The appellant is currently serving a five-year term of imprisonment on another charge. Sentencing Tr. at 27. According to his official Commitment Order, the appellant's five-year sentence for Count I is to run concurrently with the term he is presently serving. The sentences for Counts II and III, as well as the fifteen-year sentence, are to run consecutively to his present term. In addition, the defendant was fined $50.00 on each count. See Judgment and Probation/Commitment Order, AO-245 (dated December 18, 1987)
The Commitment Order states that the sentence in Count I will run concurrently with the fifteen-year enhancement sentence. However, from the trial judge's comments at the sentencing hearing, it would appear that at one point the trial judge intended the enhancement sentence to run consecutive to all three counts. During the December 18, 1987, sentencing hearing, the trial judge stated: "The sentence [sic] in Counts II and III will be concurrent with each other but consecutive to the sentence in Count I and to any previous sentences he is now serving. The enhanced 15 years is consecutive to the sentences in all other counts." Sentencing Tr. at 21 (emphasis added). During the sentencing hearing, the appellant expressed some confusion about the sentences imposed.

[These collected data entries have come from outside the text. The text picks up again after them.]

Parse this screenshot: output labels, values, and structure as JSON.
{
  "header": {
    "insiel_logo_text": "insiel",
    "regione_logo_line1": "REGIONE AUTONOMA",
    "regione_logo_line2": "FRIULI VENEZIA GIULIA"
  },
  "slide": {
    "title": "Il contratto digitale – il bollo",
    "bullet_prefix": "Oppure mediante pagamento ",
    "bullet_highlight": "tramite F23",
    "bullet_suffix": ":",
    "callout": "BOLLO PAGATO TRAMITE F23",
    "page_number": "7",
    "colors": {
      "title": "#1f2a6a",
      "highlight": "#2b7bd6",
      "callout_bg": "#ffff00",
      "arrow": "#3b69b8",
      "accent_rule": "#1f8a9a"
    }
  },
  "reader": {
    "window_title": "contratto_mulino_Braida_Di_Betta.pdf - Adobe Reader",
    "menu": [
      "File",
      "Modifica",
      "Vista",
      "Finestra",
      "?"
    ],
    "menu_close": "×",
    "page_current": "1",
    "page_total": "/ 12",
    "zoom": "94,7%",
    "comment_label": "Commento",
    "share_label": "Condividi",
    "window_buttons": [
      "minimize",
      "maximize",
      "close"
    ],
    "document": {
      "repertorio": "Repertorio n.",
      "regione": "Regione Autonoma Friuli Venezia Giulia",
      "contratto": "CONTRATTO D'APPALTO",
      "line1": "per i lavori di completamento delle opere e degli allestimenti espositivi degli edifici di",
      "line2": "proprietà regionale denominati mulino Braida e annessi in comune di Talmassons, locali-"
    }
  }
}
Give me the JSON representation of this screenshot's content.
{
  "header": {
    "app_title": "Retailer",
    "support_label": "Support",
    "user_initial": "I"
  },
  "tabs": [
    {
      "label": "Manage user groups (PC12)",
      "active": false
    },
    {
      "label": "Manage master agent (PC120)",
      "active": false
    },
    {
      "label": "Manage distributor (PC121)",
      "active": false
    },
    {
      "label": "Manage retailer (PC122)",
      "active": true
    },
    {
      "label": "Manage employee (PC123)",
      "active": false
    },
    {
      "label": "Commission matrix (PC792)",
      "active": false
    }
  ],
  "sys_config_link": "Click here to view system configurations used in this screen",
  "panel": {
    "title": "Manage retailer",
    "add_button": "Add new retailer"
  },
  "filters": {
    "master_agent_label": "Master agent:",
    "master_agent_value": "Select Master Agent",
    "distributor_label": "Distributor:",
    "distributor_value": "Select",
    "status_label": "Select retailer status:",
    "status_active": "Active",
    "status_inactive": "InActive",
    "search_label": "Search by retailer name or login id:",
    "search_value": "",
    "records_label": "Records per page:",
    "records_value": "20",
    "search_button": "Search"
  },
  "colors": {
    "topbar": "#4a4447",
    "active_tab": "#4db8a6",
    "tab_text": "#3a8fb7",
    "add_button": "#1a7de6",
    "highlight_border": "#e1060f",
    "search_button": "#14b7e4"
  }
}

In response to the appellant's confusion, the trial judge sought to reiterate the sentences he imposed, but in doing so, he spontaneously amended the sentence in Count I to run concurrently with Counts II and III. Sentencing Tr. at 26-27
18 U.S.C. § 922(g) states:
It shall be unlawful for any person--
(1) who has been convicted in any court of, a crime punishable by imprisonment for a term exceeding one year;
(2) who is a fugitive from justice;
(3) is an unlawful user of or addicted to any controlled substance (as defined in section 102 of the Controlled Substances Act (21 U.S.C. § 802)); ...
to ship or transport in interstate or foreign commerce, or possess in or affecting commerce, any firearm or ammunition; or to receive any firearm or ammunition which has been shipped or transported in interstate or foreign commerce.
The defendant was convicted of burglary on August 12, 1982, on January 7, 1976, and on January 20, 1976. In all of these incidents, neither Dickerson nor his compatriots in crime were armed. All the burglaries were of vacant residences. We note that the dates charged in the Amended Information and at the sentencing hearing, see Sentencing Tr. at 7 & 9, vary from the dates cited in the appellant's brief. In his brief, the appellant alleges that he was convicted on January 7 and January 20, 1986
Sections 922 and 924 are based on the former statute 18 U.S.C.App. Sec. 1202, which was repealed effective 180 days after May 19, 1986. The Armed Career Criminal Act of 1984 ("ACCA") was originally an amendment to the former firearm statute at 18 U.S.C.App. Sec. 1202(a). H.R.REP. 1073, 98th Cong., 2d Sess. 4, reprinted in 1984 U.S. CODE CONG. & ADMIN.NEWS 3182, 3664. Effective November 15, 1986, Sec. 1202(a) and its ACCA were incorporated into Secs. 922 and 924. See 1986 U.S. CODE CONG. & ADMIN.NEWS 1327, 1328. As revised, 18 U.S.C. § 922(g) incorporates the first sentence from the former statute at 18 U.S.C.App. Sec. 1202(a), while 18 U.S.C. § 924(e) (1) incorporates the ACCA provision. Firearms Owner's Protection Act, Pub. L. No. 99-308, Secs. 102(6), 104(a) (4) (100 Stat. 452, 458) (1986)
The ACCA, which amended the former 18 U.S.C.App. Sec. 1202(a), provided:
In the case of a person who receives, possesses, or transports in commerce or affecting commerce any firearm and who has three previous convictions by any court referred to in paragraph (1) of this subsection for robbery or burglary, or both, such person shall be fined not more than $25,000 and imprisoned not less than fifteen years, and, notwithstanding any other provision of law, the court shall not suspend the sentence of, or grant a probationary sentence to, such person with respect to the conviction under this subsection, and such person shall not be eligible for parole with respect to the sentence imposed under this subsection.
The ACCA provision has now been incorporated into 18 U.S.C. § 924(e) (1).